“Buy high, sell low” has never been a recipe for successful investing, but it’s a practice far too many investors follow. The reason? They’re letting fear and greed influence their decisions, even though many may not be aware of how feelings impact their decision making.
Emotions and successful investing seldom mix; they cloud people’s judgment, spur hasty decisions with insufficient analysis and lead investors to fall back on their personal biases. And, emotional investing has consequences. Oxford Risk, a behavioural finance and investment risk advisor, found that investors on average give up about 3% a year in returns due to emotionally-driven investment decisions. During high-stress times, like the intense periods of market volatility we’ve experienced in recent years, losses could rise as high as 7% per year, according to the authors.
These findings are consistent with what Boston research company Dalbar has been highlighting for years in its annual report on Quantitative Analysis of Investor Behavior. The latest report showed that over the past 30 years, the average American equity fund investor performed 2.84 percentage points lower than the S&P 500 Index’s performance of 9.65% because too many of those investors reacted emotionally to markets. That’s not insignificant. Compounded annually over three decades, the same sum invested in the Index would have grown to more than twice what the average investor ended up with.
Understanding emotional biases
Fear of loss, overconfidence, choice overload and herd mentality are a few of the emotions that lead investors astray. Fear, especially, is a potent emotion. It causes us to panic and sell investments when their value drops, which only serves to lock in our losses. Greed is another hard feeling to tune out when our emotions prompt us to buy an asset rising in value without knowing why.

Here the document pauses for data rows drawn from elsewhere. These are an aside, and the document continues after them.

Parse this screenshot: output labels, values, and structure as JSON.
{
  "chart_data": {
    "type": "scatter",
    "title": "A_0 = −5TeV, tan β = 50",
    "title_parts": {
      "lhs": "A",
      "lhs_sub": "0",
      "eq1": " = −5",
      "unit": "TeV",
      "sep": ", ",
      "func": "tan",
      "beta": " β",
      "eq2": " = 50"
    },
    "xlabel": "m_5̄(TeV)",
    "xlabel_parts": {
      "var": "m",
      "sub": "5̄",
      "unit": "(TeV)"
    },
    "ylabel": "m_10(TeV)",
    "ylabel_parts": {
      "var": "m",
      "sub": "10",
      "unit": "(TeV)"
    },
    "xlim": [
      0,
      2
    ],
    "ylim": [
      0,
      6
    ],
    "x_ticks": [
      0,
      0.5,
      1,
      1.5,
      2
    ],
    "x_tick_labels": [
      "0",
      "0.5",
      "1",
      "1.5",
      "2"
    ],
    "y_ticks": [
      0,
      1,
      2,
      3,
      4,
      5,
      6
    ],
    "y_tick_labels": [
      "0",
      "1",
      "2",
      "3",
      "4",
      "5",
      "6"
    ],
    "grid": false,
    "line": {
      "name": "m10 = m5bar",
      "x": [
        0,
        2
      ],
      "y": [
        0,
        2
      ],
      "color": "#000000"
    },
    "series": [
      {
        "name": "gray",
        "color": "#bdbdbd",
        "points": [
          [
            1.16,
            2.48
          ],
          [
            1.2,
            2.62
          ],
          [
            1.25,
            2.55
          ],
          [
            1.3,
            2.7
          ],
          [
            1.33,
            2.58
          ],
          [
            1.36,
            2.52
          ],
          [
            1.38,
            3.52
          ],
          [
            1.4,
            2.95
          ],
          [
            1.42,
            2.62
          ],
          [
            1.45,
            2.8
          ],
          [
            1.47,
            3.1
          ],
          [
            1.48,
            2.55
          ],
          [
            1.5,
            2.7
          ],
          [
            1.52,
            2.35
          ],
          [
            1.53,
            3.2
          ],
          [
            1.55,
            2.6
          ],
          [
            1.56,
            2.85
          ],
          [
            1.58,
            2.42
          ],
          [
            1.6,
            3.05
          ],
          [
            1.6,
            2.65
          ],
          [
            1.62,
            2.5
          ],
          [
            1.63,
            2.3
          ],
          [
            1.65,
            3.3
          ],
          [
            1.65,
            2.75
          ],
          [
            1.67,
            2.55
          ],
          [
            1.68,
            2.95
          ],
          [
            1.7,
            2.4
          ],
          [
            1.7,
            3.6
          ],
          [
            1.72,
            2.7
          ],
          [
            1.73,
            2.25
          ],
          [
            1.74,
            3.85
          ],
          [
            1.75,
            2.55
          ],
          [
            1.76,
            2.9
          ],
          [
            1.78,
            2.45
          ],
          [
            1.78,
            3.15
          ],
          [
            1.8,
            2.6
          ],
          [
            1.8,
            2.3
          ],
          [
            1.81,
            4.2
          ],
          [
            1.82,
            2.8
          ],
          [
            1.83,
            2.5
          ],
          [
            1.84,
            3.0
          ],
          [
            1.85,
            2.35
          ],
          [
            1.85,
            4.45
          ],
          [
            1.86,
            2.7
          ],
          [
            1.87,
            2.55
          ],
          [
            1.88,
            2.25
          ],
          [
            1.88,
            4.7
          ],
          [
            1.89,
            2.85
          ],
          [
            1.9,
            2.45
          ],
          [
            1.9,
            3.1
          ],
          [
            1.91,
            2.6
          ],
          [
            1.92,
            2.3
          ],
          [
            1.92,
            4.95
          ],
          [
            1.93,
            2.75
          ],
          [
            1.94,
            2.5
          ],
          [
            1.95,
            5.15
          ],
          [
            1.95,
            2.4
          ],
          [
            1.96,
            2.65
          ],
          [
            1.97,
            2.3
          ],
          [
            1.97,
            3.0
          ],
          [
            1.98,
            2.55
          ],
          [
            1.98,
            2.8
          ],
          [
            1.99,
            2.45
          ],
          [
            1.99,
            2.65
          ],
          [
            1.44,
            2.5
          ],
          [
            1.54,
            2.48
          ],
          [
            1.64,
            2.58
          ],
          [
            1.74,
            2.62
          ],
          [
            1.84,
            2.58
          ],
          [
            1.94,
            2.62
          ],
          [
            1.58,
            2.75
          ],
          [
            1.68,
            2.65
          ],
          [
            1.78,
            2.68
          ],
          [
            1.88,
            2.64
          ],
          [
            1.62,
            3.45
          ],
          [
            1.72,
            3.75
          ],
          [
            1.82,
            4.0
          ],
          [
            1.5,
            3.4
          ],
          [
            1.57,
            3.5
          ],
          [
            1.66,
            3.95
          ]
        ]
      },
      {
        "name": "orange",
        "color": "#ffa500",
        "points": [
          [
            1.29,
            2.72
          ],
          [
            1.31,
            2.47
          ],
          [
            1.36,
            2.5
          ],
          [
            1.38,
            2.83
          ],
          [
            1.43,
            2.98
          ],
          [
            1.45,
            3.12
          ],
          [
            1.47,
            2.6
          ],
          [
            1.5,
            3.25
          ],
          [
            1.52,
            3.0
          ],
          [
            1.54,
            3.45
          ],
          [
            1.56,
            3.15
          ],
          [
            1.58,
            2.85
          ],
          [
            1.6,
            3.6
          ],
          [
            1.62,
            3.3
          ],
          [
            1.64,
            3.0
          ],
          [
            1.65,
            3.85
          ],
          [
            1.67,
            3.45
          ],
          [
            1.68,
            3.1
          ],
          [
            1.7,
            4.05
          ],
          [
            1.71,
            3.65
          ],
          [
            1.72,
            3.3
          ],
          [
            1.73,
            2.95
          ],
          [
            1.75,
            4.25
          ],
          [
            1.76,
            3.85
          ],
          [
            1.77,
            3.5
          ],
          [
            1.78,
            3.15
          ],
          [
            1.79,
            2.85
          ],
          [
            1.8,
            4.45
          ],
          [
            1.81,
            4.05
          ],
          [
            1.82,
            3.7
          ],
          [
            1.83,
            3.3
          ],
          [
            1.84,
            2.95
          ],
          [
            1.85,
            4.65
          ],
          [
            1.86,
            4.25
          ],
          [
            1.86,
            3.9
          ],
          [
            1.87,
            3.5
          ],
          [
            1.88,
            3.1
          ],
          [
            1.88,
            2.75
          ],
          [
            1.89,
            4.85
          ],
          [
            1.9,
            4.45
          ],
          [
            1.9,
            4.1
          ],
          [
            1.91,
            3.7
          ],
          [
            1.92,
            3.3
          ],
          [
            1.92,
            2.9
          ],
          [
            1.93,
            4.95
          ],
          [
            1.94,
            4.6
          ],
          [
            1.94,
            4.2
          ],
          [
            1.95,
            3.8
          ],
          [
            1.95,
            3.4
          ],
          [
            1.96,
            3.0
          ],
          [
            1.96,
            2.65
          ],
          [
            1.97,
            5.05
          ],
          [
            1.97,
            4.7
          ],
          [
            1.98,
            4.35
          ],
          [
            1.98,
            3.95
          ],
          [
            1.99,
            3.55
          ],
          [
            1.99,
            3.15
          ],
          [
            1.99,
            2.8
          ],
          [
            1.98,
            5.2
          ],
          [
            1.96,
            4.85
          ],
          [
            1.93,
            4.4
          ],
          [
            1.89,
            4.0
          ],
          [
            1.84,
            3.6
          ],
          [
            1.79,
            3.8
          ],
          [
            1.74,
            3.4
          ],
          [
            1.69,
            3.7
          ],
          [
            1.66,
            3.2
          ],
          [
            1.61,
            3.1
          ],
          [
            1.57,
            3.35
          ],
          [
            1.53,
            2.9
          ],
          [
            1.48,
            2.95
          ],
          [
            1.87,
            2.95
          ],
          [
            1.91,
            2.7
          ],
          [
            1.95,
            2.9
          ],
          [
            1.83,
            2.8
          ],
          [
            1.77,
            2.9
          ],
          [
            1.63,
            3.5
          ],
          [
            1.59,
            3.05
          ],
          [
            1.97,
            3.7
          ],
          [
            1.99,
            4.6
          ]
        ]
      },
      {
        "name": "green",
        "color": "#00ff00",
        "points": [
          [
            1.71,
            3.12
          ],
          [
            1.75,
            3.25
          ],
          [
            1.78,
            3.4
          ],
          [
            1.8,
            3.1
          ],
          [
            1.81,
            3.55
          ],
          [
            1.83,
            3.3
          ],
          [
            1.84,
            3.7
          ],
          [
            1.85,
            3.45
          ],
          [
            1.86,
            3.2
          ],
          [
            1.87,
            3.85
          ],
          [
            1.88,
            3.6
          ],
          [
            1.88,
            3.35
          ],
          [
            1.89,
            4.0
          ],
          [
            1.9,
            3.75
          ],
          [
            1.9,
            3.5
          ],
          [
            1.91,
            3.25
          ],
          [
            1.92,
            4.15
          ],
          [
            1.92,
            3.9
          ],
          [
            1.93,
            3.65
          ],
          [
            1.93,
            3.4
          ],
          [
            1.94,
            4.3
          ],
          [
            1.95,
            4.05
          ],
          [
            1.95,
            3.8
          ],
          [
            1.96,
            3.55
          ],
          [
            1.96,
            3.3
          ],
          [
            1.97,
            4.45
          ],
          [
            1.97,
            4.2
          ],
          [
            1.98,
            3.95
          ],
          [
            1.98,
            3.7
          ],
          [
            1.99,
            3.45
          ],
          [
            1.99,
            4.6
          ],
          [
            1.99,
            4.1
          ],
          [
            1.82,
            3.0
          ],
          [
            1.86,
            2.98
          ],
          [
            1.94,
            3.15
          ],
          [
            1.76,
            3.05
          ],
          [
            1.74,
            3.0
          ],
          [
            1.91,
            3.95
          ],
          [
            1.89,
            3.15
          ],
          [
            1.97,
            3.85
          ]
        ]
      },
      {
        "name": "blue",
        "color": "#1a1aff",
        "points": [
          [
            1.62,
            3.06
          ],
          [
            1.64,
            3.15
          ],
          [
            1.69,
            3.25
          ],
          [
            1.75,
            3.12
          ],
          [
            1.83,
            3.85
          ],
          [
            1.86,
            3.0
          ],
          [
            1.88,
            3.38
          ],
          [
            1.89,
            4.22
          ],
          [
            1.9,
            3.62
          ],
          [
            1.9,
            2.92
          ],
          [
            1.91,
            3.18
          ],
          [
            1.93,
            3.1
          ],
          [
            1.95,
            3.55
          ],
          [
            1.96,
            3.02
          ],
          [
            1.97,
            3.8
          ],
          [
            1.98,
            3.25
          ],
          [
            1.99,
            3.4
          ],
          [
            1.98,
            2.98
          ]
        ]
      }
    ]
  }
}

While fear and greed are at the extreme end of the investor emotional investing cycle, it’s easy to look past some of the subtle emotions and biases that might be doing just as much harm to your decision making. Overconfidence, for instance, can prompt you to make more trades than you should, causing you to incur high transactional costs while hurting your returns.
Confirmation bias, where you might seize on pieces of news that conform to your assumptions while dismissing information to the contrary, is another emotion that can be hard to detect in the moment.
Keeping emotions in check
It’s not just the emotional decisions that make us buy or sell an investment that can be harmful, the emotionally-driven choice of not changing course can impact investors as well. For instance, research by behavioural economist Richard Thaler has demonstrated that many of us will take the first or most familiar option given to us rather than investigate alternatives that may better serve our interests.
This type of emotion may prompt you to hold onto an investment long after the evidence shows it’s facing headwinds or fail to deploy cash that has been accumulating in your brokerage account. Fortunately, there are tried-and-true ways of taking emotions out of our investing by handling our investments more systematically:
1. Have a plan. Draw up a road map for how you are going to achieve your investment goals. Consider your savings rate, the returns you can reasonably expect and your risk tolerance, then design a portfolio with a diversified mix of assets that will get you where you need to go with an eye to your comfort along the way.
2. Contribute regularly. The practice of dollar-cost-averaging – buying smaller amounts of stocks, exchange-traded funds and mutual funds at regular intervals regardless of price – ensures you’ll never overpay for investments. Indeed, you’ll buy more shares or units of a fund when the price is down and fewer when it is up. You can’t pick and choose where to deploy the cash, though it should be broadly invested across your entire portfolio each time.
3. Rebalance your portfolio. Over time, parts of your portfolio will grow faster than others. If left unchecked, it can expose you to more risk. Review your holdings every six months to a year to ensure your investment mix is still in line with your plan and personal situation. If necessary, you may have to buy or sell different holdings to bring your allocations back into line with your investment plan investor profile.
4. Do your research. A good defence against emotional decision-making is informed decision-making. Research any investment you’re considering buying, and consult your financial advisor to ensure it is consistent with your objectives and risk tolerance. Importantly, ask yourself what happens if your expectations prove to be wrong.
5. Consider a passive approach. Be honest with yourself: have your investment choices kept pace with comparable benchmarks in the same asset class? If you can’t beat the index, you can try to match by investing with low-cost index exchange-traded or mutual funds. They’re less expensive and will help you avoid the stress of finding time to keep up-to-date on individual companies and market trends.
6. Work with an advisor. Among their benefits, a financial advisor can provide a second opinion on your investment ideas, as well as come up with alternative strategies you may not have considered. They will help you create a plan and keep you accountable, since they’re trained to help you invest rationally rather than emotionally.